NCJ Number
80129
Journal
State Court Journal Volume: 5 Issue: 4 Dated: (Fall 1981) Pages: 4-7,24-30
Date Published
1981
Length
10 pages
Annotation
Problematical aspects of commitment law and procedures are discussed in regard to involuntary civil commitment to mental institutions. The article focuses on decisionmaking in view of vague State statutes and disagreement in critical areas on the rights and needs of the mentally ill.
Abstract
Statutory definitions of mental illness vary from State to State and, because of their general vagueness, are difficult to apply. Involuntary commitment is ostensibly for the person's own welfare. The legal justification for a parens patriae commitment depends upon proof that a person needs help. This need for treatment, unfortunately, cannot be measured objectively. Thus, most States are changing their statutory language to use 'danger to self' or 'gravely disabled' as the justification for a parens patriae commitment proceeding. Application of this criteria is also subjective, however. Other parens patriae statutes would focus on incompetency.
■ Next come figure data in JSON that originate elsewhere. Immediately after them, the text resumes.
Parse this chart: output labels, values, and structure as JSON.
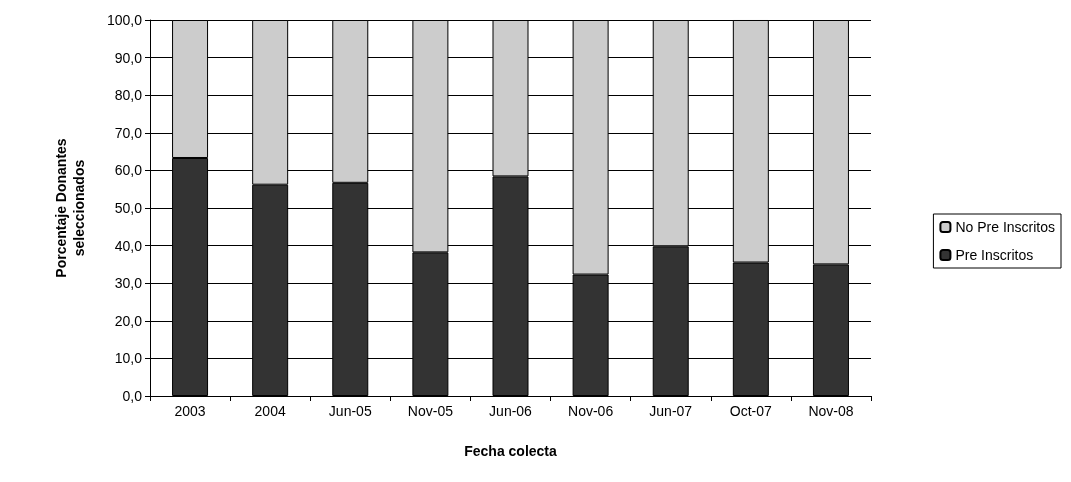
{
  "chart_data": {
    "type": "bar",
    "stacked": true,
    "xlabel": "Fecha colecta",
    "ylabel": "Porcentaje Donantes\nseleccionados",
    "categories": [
      "2003",
      "2004",
      "Jun-05",
      "Nov-05",
      "Jun-06",
      "Nov-06",
      "Jun-07",
      "Oct-07",
      "Nov-08"
    ],
    "series": [
      {
        "name": "Pre Inscritos",
        "color": "#333333",
        "values": [
          63.3,
          56.2,
          56.7,
          38.2,
          58.4,
          32.3,
          39.8,
          35.5,
          35.0
        ]
      },
      {
        "name": "No Pre Inscritos",
        "color": "#cccccc",
        "values": [
          36.7,
          43.8,
          43.3,
          61.8,
          41.6,
          67.7,
          60.2,
          64.5,
          65.0
        ]
      }
    ],
    "ylim": [
      0,
      100
    ],
    "yticks": [
      {
        "value": 0,
        "label": "0,0"
      },
      {
        "value": 10,
        "label": "10,0"
      },
      {
        "value": 20,
        "label": "20,0"
      },
      {
        "value": 30,
        "label": "30,0"
      },
      {
        "value": 40,
        "label": "40,0"
      },
      {
        "value": 50,
        "label": "50,0"
      },
      {
        "value": 60,
        "label": "60,0"
      },
      {
        "value": 70,
        "label": "70,0"
      },
      {
        "value": 80,
        "label": "80,0"
      },
      {
        "value": 90,
        "label": "90,0"
      },
      {
        "value": 100,
        "label": "100,0"
      }
    ],
    "grid": "y",
    "legend": "right"
  }
}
This kind of statute is problematic in that it provides for commitment of mentally ill persons who cannot make their own treatment decisions. Persons who have been diagnosed as mentally ill, however, are not likely to be judged competent to make treatment decisions, and thus this kind of statute could result in commitment of even those persons who would escape commitment under the 'gravely disabled' or 'danger to self' statutes. Commitment because of dangerousness to society is a justifiable reason to commit. Problems occur in that there is no standard agreement on what constitutes dangerousness, and furthermore, the literature shows that predictions of dangerousness are not reliable. An additional problem is the stipulation in most States that a person be committed only if a less restrictive treatment option is unavailable. This raises concerns about the ability of the person to refuse the alternate treatment, the option left to the court if the less restrictive facility offers poor or inappropriate treatment or is full to capacity, and the court's ability to assemble information on all possible alternative treatments. Judges will have to become informed in the area of mental health and about the suitability of types of treatment to mental illnesses. In addition, courts will need to assemble information about specific local treatment programs. A total of 88 footnotes are included.